Hyperelliptic curves of genus 3 with prescribed automorphism group

TL;DR

This paper investigates genus 3 hyperelliptic curves with extra involutions, providing a birational parametrization of their moduli locus, and constructs explicit rational models over their fields of moduli for certain automorphism groups.

Contribution

It offers the first explicit rational models of these curves over their fields of moduli and characterizes the locus with automorphism groups larger than 2.

Findings

Birational parametrization of the locus in affine 3-space.
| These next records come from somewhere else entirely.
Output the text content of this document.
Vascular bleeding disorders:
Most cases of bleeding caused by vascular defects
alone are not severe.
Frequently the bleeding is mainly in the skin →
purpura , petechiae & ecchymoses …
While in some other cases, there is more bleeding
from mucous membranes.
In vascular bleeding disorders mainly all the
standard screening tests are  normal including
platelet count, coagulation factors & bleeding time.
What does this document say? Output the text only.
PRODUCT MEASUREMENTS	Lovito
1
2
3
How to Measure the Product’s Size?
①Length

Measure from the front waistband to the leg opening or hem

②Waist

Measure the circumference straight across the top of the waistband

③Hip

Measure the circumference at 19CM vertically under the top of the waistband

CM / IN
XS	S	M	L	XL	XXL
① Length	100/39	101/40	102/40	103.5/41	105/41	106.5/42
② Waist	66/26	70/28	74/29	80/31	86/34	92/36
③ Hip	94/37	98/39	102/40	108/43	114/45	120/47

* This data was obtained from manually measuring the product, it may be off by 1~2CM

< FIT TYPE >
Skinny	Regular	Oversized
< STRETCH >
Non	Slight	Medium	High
Field of moduli is a field of definition for curves with automorphism group size > 2.

Explicit rational models over the field of moduli for curves with automorphism group size > 4.

Abstract

We study genus 3 hyperelliptic curves which have an extra involution. The locus $\L_3$ of these curves is a 3-dimensional subvariety in the genus 3 hyperelliptic moduli $\H_3$. We find a birational parametrization of this locus by affine 3-space. For every moduli point $\p \in \H_3$ such that $|\Aut (\p)|>2$, the field of moduli is a field of definition. We provide a rational model of the curve over its field of moduli for all moduli points $\p \in \H_3$ such that $|\Aut(\p)|>4$. This is the first time that such a rational model of these curves appears in the literature.